City holds sober anniversary.
City, state and federal officials took part Tuesday in a sober ceremony to commemorate Mexicali’s 114th anniversary.
“Mexicali is a city that perfectly knows the value of work, willingness, effort, solidarity and honesty, and is a community that knows its destination and path,” said Mayor Gustavo Sánchez.
The event was somehow eclipsed by the death Monday of two police officers and two rescue group members during a helicopter crash while recovering the body of an excursionist who got lost Sunday.
Participants held a moment of silence in memory of the five deceased.
Municipal Institute of Arts and Culture Director Carmen Espinoza stated the Cocopah tribe has lived in the area for over 800 years and their persevereance is a testimony of their hard work.
After several centuries, other immigrants from Japan, India and especially China arrived to the Mexicali Valley to work by creating irrigation canals, promoting trade and livestock through discipline and solidarity, union, responsibility, work, effort and savings, setting a legacy that prevails until today, Espinoza said.

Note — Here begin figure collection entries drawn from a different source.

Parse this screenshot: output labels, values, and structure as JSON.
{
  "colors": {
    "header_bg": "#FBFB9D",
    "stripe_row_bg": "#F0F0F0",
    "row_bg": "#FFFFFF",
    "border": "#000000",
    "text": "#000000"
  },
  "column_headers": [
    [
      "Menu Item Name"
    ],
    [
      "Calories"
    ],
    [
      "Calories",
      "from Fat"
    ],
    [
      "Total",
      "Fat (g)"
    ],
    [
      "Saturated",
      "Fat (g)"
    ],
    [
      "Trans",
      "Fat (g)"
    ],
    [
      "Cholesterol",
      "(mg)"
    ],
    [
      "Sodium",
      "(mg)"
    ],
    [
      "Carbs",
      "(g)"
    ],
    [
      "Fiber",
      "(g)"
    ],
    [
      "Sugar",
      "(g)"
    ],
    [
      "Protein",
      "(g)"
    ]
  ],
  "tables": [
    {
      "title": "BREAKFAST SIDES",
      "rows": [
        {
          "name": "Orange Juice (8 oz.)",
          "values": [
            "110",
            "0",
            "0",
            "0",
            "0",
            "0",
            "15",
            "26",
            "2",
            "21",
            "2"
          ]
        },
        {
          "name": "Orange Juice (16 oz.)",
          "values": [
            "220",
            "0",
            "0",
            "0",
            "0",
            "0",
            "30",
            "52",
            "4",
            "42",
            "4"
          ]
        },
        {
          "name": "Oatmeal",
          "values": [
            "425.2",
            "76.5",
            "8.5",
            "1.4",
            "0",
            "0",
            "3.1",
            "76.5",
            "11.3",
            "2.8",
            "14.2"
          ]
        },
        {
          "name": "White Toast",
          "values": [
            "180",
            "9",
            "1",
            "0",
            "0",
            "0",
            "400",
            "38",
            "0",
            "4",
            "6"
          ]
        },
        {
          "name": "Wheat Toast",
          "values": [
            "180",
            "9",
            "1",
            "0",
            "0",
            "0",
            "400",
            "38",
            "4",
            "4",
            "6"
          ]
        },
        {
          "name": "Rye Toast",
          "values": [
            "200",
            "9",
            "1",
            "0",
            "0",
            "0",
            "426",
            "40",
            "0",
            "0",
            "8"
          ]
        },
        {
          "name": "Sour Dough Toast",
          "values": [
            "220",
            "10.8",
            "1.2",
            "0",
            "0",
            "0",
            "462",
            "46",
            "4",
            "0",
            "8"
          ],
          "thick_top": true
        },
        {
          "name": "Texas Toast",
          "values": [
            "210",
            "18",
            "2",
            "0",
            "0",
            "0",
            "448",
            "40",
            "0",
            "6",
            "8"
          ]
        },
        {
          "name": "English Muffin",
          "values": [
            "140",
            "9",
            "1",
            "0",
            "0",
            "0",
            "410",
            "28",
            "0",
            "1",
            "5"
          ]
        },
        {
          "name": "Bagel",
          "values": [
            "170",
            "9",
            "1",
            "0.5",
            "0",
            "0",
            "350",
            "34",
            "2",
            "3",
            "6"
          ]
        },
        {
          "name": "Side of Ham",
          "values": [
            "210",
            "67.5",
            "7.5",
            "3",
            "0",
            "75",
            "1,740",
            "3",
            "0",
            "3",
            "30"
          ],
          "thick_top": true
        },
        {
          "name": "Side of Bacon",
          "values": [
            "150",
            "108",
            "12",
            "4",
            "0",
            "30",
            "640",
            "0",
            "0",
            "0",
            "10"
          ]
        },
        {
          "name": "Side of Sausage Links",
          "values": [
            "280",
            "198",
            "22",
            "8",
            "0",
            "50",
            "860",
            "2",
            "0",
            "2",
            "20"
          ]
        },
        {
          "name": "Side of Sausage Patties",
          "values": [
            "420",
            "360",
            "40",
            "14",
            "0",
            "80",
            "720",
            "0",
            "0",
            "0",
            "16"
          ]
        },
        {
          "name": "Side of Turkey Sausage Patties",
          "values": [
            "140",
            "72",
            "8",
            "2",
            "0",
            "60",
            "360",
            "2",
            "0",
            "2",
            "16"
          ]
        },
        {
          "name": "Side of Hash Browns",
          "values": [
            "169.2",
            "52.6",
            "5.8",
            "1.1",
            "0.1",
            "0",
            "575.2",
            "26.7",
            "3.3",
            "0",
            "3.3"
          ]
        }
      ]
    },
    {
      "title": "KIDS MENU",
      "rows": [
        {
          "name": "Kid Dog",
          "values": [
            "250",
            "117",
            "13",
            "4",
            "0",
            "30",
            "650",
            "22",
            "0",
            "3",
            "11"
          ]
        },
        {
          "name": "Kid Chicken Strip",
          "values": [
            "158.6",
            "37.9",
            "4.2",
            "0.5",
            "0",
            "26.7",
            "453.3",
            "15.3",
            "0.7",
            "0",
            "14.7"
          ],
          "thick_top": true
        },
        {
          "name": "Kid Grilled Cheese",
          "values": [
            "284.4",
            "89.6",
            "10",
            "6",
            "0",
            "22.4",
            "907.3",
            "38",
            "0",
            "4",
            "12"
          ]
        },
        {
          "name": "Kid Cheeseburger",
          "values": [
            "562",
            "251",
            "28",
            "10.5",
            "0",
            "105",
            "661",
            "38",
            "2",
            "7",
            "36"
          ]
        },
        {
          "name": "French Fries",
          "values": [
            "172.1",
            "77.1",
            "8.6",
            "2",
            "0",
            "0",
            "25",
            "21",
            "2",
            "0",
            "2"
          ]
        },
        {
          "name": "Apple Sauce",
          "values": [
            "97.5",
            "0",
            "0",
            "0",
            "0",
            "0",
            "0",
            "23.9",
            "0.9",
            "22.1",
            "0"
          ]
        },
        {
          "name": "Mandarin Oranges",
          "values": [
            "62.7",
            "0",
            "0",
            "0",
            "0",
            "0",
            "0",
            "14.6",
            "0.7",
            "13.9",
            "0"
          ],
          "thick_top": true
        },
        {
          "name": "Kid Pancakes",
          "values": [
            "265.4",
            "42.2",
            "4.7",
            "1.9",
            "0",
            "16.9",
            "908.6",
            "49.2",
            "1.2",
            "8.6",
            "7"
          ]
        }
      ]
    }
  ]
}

According to the director of the city, where our grandparents and parents were born, has been sustained by love in a soil of men of good will who have created their vision of a paradise.
“This is a land we inherited from our parents and that will be inherited to our children,” Gov. Francisco Vega said in his speech. “This is a land that was originally a small town isolated by the desert that turned into a prosperous metropolitan city.”
Gov. Vega remembered California and Mexico got together to produce the names of the cities of Mexicali and Calexico through their binational relationship.
“This relationship needs bridges, not walls,” Vega said. “The fifth most visited border in the world is without a doubt one of the more genuine binational and exemplary communities all over the world.”